隨著這陣暢快的笑聲,一個鶴髮童顏的青袍老者背著一個小藥簍從山裡走了出來。
縮地成寸!
攬月瞳仁微微一縮,老者看似輕鬆隨意地邁著小步子,但轉眼間,就已經到了他們面前。
看著被他笑得快要惱羞成怒的烈老頭又是一陣哈哈大笑,似乎是因為他一直被烈老頭的臭棋品困擾,此時終於有人幫他出了一口惡氣一般。
「笑笑笑,有什麼好笑的,戰老頭你一大把年紀了,也不怕一口氣上不來,笑死你!」烈老頭終於被笑得惱羞成怒,衝著背著藥簍的戰老頭嚷著。
「你行你來!你來一樣是輸!才醒就去挖藥,你這死老頭真沒勁!」烈老頭噌地一下站起來,怒目圓睜,拖著戰老頭將他按在自己凳子上,讓他和攬月再來。

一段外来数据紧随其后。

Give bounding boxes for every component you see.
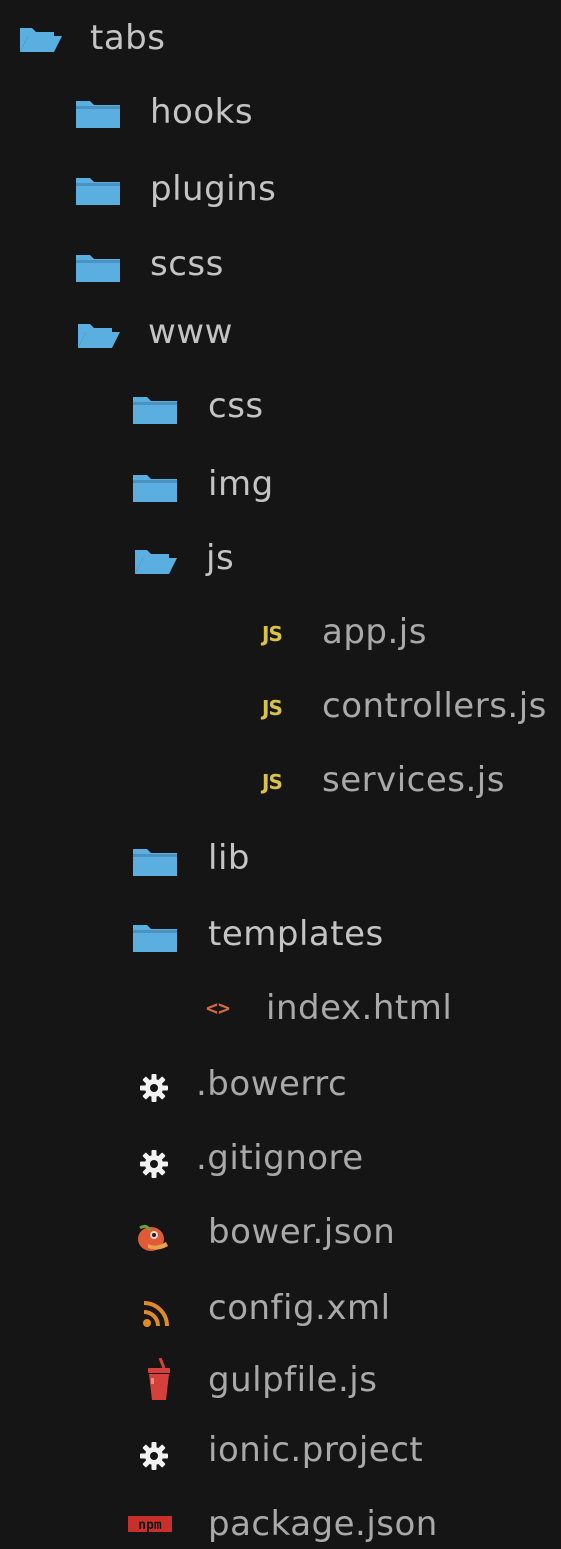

攬月瞥了眼旁邊快要把頭埋進土裡當鴕鳥的星月獸,站起身來朝戰老頭躬身行禮,「前輩好!」
「好好好!」戰老頭對著攬月笑得慈眉善目的,看了眼桌上的棋局,轉身又嘲笑烈老頭,「下得這麼臭,你爽快點認輸不就行了!」
棋下得臭,癮還大!
「你知道個p,快下,我等著看你怎麼輸!」被點破窘境的烈老頭不悅地哼唧著。
「呵呵……肯定好過你。」戰老頭將背上的小藥簍小心地放在一旁,又拿出一塊絹布仔細地擦了擦手。
這才看著攬月笑道:「丫頭,我們重開一局?」
「好!」
攬月點頭,將棋子收拾乾淨,又開始新的一局。
戰老頭也是讓攬月執黑子。
攬月看著戰老頭氣定神閒不急不躁的樣子,心中斷定他的棋藝肯定不低!
一開始下得很是保守。
然而……
戰老頭和烈老頭的棋藝吧……怎麼說呢?
也就相差不大吧。
唯一的區別是,戰老頭很爽快,輸了就是輸了,不做無謂的掙扎,輸了再來就是。
可把烈老頭在一旁急壞了。
「你走這裡啊,你走那邊幹什麼?」
「哎呀,我都說了走這裡了!你看,又輸了吧!」
「誒,對對對,就是這裡,漂亮!提子提子。」
……
戰老頭手執白子,側頭瞥一眼烈老頭,說道:「觀棋不語真君子,你能不能閉嘴?」
「你下得臭還不讓人說啊!學學小丫頭,你看看她說什麼了嗎?」烈老頭給了他一個大白眼。
從始至終,攬月都沒說話,臉上很是謙恭。
「前輩,要不你來玩玩?」攬月站起身,讓烈老頭來。
「不不不,我不跟他玩,棋下得太臭,沒意思。」烈老頭擺了擺手,對戰老頭嫌棄到不行。
攬月:「……」
講真,棋藝這個事情,就大哥別說二哥了,半斤八兩的事情。
「對,我也不跟他玩!」戰老頭也笑呵呵地拒絕,烈老頭那個臭棋簍子,棋品太差勁,他不想自己被氣到。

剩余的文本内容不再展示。